One could note that incumbent presidents rarely lose reelection bids. The last time a party lost a reelection after just one term in control of the White House was 40 years ago. The fact that Biden achieved this victory, likely winning the popular vote by a bigger margin than we saw in 2000, 2004, 2012, and 2016, is no small thing. But it was a victory that didn't translate well for Democrats down the ballot.



And the recriminations from Democrats have fallen along familiar lines. In a much cited conversation among the House Democratic Caucus, more moderate white members worried that attacks on them as being socialist or embracing more progressive messaging on racial justice were making them less electable. As the New York Times reported, "Representative Abigail Spanberger, who narrowly escaped defeat on Wednesday in a conservative-leaning district in Virginia that Democrats had also toiled to protect, chastised her progressive colleagues for embracing the 'defund the police' movement and for not pushing back forcefully against accusations of socialism. If Democrats did not acknowledge the election results as a 'failure' and change strategies, she said using an expletive for emphasis, they would be 'crushed' in future elections."

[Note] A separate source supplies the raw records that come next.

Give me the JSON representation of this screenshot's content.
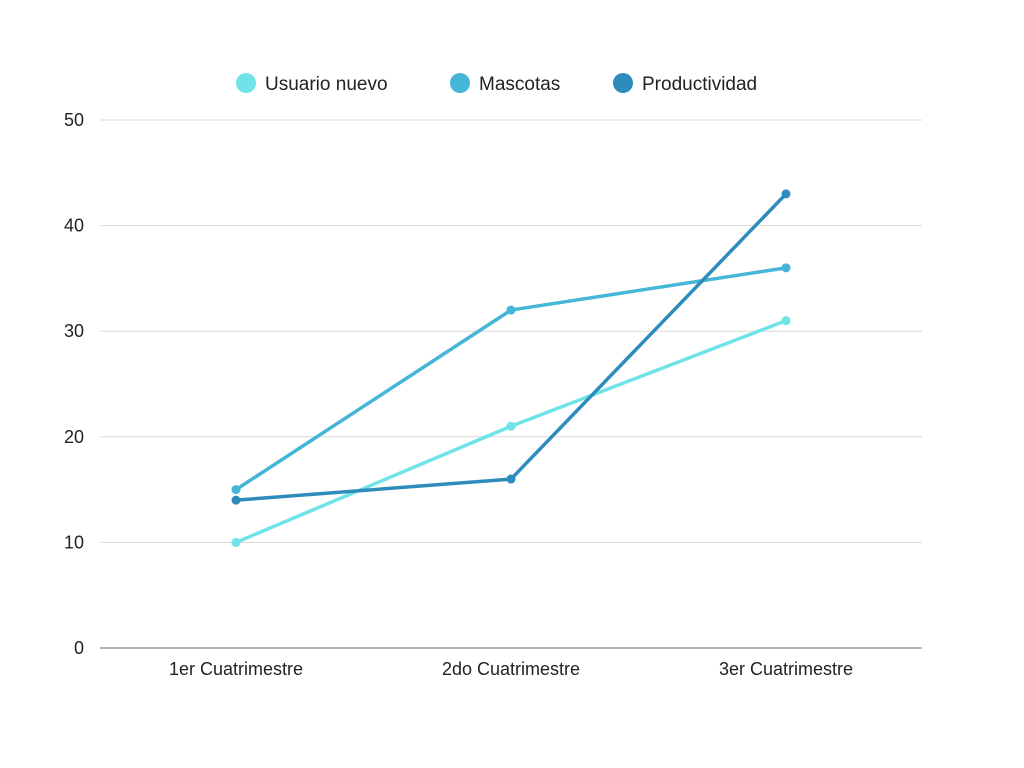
{
  "chart_data": {
    "type": "line",
    "categories": [
      "1er Cuatrimestre",
      "2do Cuatrimestre",
      "3er Cuatrimestre"
    ],
    "series": [
      {
        "name": "Usuario nuevo",
        "values": [
          10,
          21,
          31
        ],
        "color": "#6fe3e8"
      },
      {
        "name": "Mascotas",
        "values": [
          15,
          32,
          36
        ],
        "color": "#45b5d8"
      },
      {
        "name": "Productividad",
        "values": [
          14,
          16,
          43
        ],
        "color": "#2e8cbc"
      }
    ],
    "yticks": [
      0,
      10,
      20,
      30,
      40,
      50
    ],
    "ylim": [
      0,
      50
    ],
    "grid": true,
    "legend_position": "top-center"
  }
}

These criticisms were met by pushback from people of color from more left-leaning districts. "We didn’t get the repudiation of Trump we wanted, but we turned out huge numbers of young people, brown and Black people," said Rep. Pramila Jayapal of Washington. "Don’t be so quick to blame the members who have been responsible for energizing these groups, who will ultimately save the day in the race for the White House." Rep. Rashida Tlaib of Michigan added, "To be real, it sounds like you are saying stop pushing for what Black folks want."



In a series of tweets and interviews, Progressive icon Rep. Alexandria Ocasio-Cortez of New York claimed that more moderate Democratic House members campaigned poorly and massively under-invested in digital advertising, and that this was more likely a cause of defeat than any progressive messaging. She noted that those swing-district members who embraced Medicare For All did just fine in their reelection bids.

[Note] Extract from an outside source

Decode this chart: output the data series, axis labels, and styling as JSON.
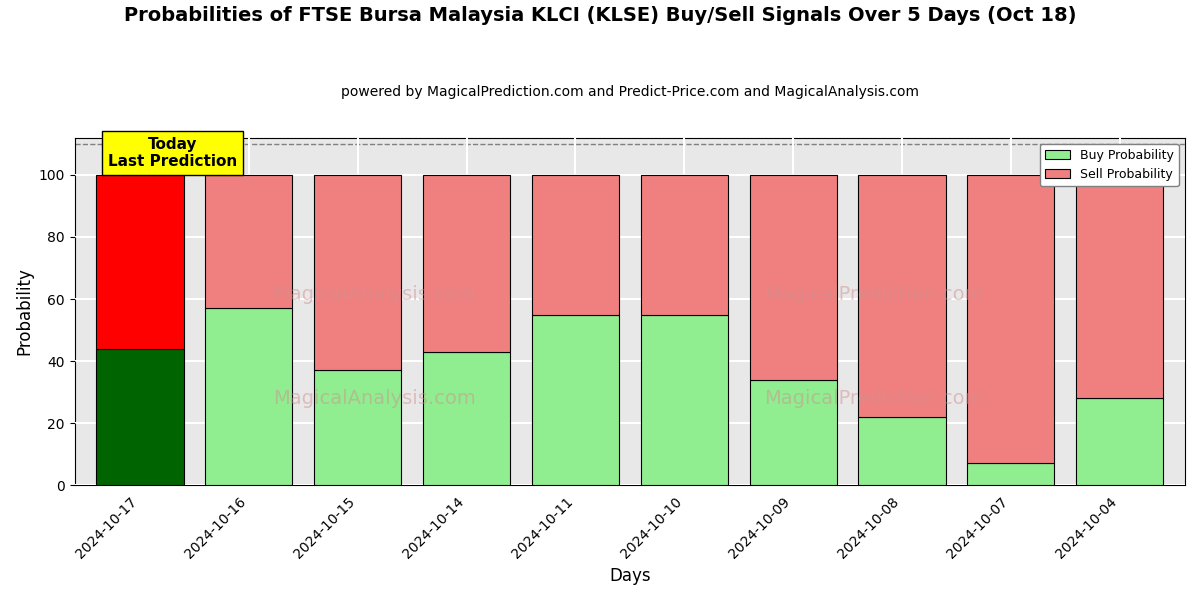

These are the same sorts of arguments Democrats have been having for years, possibly decades, every time they underperform in an election. More moderate whites argue that winning the votes of other moderate whites is essential to future victories, and being too embracing of racial justice policies or anything that can be branded "socialist" will cause those voters to drift to the Republicans. More progressive people of color argue that motivating other people of color is essential to future victories, and trying to woo centrist whites will reduce turnout.



I am not claiming one side is clearly right or wrong. Comb through the exit polls (and honestly I'd encourage you to wait a few weeks to do that) and you can usually find some evidence to support your side. It's also not obviously terrible for the party to have this fight. The Democratic Party is a massive and increasingly diverse coalition, and different groups and factions will compete for resources and attention. And they've been stifling a lot of these differences all year.



But what impresses me is that the Democrats are having this conversation at all. They have just taken the White House. That it's the Democrats publicly airing their grievances with each other, rather than the Republicans looking to blame someone within their party for a loss that didn't need to happen, is notable. Perhaps this will change over the coming weeks. But it may also simply be an aspect of party culture. Self-doubt may be alien to Republicans, but it's sewn into Democrats' nature.